Beyond that school-leavers considering a teaching career should consider very carefully what sort of teaching they might be best at. Secondary school staff are still expected to teach one or two subjects almost exclusively and their training - either through the BEd or the PGCE routes - is based on this premise. The choice of the subject you most enjoy has to be balanced against the fact that schools do not teach every subject which is taught at university level. Vacancies in maths and science are readily available, physical education is an attractive teaching option, but jobs in economics and sociology are rare because they are often only taught at sixth-form level.
Primary teachers still generally teach a class across the board, although junior school children are increasingly being taught by teachers with a specialism. Primary courses will all offer preparation for the teaching of English, maths and science, plus two or three other subjects from the national curriculum. There is normally the opportunity to specialise in one subject to provide the option of becoming a subject co-ordinator in a primary school.
And what about jobs at the end of the course? With PGCE applications going up, and BEd applications down, is the teacher shortage over? Hardly. Vacancies reached record levels last year, partly as the result of the stampede amongst older staff for early retirement before the financial advantages disappeared last year. This year the vacancy rate across the country is 0.7 of the teaching force, but the pattern of vacancies is, as usual, a very uneven one. A young graduate looking for a job in a rural area might be in difficulties. Those ready to go to London or the other big cities should have little trouble finding a job, particularly in the primary sector. That is a pattern which is not likely to change much over the next few years.

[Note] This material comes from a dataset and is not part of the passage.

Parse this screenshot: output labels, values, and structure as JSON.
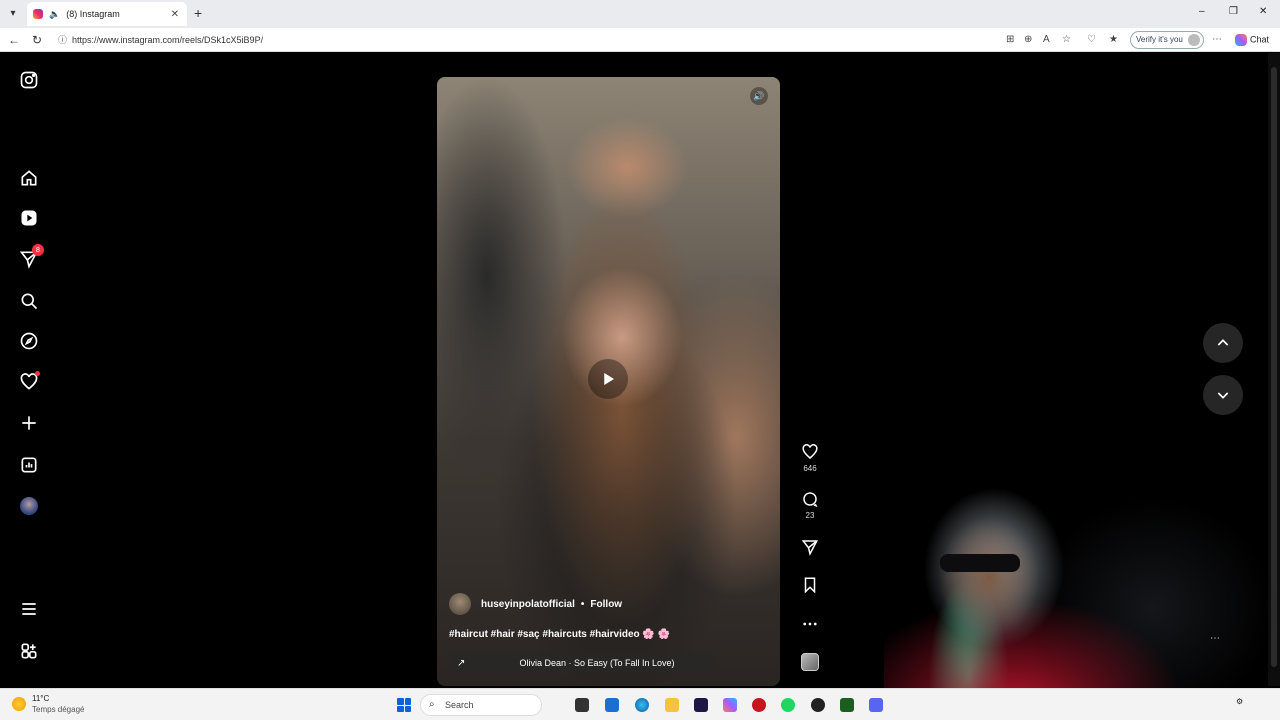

Science and maths teachers still find the largest number of jobs on offer. One third of vacancies this year are in those areas, up from 27 per cent last year. This year the number of students finishing their training in those subjects is the lowest for more than ten years, so the job situation for new recruits will stay buoyant in those subjects for some time to come. Clearly the Government is hoping that by the time this year's school- leavers come onto the job market, the teacher recruitment situation will have improved. But few would bet on there being many unemployed new teachers in 2002.
Nor is an education degree a bar to entry into other professions. A significant proportion of BEd students change their minds about teaching during their courses, but according to the universities most are able to find careers in areas such as personnel and retail management where their "people skills" are appreciated by employers.